On April 17, 2020, the online New England Journal of Medicine published the correspondence Guillain–Barré Syndrome Associated with SARS-CoV-2. The paper was authored by a team of Italian physicians and describes a previously unreported potential association between COVID-19 and Guillain–Barré Syndrome, an autoimmune disease associated with ascending paresthesia and paralysis of the lower extremities.
The team reported that, of an estimated 1000 to 1200 patients with COVID-19 admitted to three hospitals in Northern Italy from February 28 through March 21, 2020, five patients developed Guillain–Barré syndrome within 10 days of the onset of COVID-19 symptoms. In four of these patients, lower-limb weakness and paresthesia were among the first symptoms noted.
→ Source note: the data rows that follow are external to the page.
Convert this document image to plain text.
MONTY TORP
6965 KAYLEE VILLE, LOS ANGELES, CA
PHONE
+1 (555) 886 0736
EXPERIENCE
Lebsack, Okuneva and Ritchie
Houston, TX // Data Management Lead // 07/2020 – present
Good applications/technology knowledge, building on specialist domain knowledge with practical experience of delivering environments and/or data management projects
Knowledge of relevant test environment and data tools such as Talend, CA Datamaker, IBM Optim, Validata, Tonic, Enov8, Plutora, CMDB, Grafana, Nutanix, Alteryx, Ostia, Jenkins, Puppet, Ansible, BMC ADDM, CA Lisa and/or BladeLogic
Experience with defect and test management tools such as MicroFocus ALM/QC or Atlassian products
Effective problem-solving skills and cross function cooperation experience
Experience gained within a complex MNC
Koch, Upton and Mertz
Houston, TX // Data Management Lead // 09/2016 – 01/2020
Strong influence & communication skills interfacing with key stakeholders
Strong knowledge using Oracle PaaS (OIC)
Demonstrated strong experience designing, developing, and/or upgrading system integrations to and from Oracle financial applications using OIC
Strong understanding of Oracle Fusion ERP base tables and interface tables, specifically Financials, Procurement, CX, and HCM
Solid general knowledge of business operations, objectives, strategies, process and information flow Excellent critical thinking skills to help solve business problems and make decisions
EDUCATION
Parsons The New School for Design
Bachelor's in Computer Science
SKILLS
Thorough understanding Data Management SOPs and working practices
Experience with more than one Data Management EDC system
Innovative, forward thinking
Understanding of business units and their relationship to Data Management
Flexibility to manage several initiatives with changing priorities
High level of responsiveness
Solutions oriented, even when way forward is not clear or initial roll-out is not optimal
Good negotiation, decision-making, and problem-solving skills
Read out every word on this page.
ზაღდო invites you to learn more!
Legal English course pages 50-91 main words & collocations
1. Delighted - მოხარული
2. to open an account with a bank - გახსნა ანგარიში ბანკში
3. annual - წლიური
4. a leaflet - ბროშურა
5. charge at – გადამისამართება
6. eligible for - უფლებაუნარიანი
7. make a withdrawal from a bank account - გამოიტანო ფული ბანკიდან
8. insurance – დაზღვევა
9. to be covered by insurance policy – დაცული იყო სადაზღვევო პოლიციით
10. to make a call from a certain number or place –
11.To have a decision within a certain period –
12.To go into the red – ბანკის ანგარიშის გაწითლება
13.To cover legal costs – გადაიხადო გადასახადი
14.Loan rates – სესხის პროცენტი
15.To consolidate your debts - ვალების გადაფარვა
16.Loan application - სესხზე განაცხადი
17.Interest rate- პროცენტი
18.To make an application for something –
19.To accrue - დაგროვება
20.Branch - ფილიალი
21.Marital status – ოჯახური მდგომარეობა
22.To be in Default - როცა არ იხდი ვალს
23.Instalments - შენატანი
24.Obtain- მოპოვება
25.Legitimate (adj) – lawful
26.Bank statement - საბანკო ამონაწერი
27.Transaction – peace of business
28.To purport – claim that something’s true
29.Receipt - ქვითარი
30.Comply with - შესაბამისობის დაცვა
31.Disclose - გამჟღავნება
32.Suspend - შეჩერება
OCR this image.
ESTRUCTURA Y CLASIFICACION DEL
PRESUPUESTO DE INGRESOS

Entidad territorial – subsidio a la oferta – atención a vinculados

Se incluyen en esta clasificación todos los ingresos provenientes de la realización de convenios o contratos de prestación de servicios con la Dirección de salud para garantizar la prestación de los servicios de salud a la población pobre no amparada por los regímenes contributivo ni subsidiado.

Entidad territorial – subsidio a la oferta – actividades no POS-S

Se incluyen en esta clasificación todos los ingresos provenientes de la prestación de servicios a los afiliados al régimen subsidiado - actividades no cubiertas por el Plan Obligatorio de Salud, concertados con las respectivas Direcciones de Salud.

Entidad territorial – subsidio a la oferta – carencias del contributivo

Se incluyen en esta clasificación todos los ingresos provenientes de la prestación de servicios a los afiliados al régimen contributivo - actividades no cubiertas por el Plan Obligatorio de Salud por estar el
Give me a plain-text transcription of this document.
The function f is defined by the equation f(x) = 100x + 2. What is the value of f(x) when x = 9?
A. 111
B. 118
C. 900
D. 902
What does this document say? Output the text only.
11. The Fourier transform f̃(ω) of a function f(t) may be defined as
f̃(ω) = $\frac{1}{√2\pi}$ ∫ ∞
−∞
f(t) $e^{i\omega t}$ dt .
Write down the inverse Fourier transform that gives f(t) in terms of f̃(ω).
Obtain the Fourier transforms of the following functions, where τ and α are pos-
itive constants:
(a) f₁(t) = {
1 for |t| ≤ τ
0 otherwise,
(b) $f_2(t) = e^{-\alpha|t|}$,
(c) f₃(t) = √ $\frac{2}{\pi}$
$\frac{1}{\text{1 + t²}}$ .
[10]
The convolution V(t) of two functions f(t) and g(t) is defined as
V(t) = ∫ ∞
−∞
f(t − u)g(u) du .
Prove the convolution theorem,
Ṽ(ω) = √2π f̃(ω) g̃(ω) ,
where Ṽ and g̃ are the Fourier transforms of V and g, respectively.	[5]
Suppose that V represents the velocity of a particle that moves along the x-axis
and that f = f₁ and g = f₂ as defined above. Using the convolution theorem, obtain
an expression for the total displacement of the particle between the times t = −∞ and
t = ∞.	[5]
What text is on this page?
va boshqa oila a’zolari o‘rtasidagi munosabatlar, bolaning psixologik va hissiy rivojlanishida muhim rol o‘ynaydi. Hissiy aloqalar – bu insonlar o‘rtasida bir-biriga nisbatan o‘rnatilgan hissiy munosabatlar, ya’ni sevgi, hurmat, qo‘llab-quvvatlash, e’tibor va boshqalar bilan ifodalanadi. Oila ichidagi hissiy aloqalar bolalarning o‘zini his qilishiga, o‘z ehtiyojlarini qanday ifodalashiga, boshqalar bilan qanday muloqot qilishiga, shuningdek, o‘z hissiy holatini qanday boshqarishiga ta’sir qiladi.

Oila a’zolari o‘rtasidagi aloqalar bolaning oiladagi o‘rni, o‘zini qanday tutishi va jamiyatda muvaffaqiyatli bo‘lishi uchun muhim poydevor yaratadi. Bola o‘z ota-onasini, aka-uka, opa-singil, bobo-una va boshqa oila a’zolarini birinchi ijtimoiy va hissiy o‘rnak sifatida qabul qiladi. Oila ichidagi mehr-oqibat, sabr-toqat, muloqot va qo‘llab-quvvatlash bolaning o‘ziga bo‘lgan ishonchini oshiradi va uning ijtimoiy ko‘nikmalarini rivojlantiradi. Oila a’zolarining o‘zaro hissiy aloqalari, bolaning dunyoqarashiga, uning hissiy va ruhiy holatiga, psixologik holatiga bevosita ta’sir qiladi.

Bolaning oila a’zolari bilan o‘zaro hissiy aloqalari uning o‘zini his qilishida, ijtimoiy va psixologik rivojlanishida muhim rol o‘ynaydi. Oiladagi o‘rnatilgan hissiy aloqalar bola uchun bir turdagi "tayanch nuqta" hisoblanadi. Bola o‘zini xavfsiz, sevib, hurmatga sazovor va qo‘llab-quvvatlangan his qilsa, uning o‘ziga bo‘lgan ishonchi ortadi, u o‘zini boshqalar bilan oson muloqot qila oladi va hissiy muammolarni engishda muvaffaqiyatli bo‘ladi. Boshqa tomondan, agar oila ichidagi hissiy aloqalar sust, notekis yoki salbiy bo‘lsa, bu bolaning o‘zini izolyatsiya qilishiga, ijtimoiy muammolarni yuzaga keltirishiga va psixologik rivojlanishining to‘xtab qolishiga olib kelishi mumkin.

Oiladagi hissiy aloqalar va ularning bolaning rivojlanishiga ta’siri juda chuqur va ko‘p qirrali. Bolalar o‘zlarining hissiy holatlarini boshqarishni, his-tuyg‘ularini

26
Although viral infections have long been considered a possible trigger for Guillain–Barré syndrome, this is believed to be the first report indicating a potential association between the SARS-CoV-2, the virus that causes of COVID-19, and Guillain–Barré syndrome. Other viruses associated with Guillain–Barré Syndrome include Zika virus, Epstein–Barr virus, cytomegalovirus, human immunodeficiency virus (HIV), influenza virus and the coronavirus responsible for Middle East Respiratory Syndrome (MERS).
On a personal note, I would like to take this opportunity to wish all of you the best of luck during these trying times. These are truly dark days, but they will pass.
To the heroes among us who have put their own health at risk by treating patients with COVID-19, thank you for your good work, your bravery and your courage. You make us all very proud and exceedingly grateful.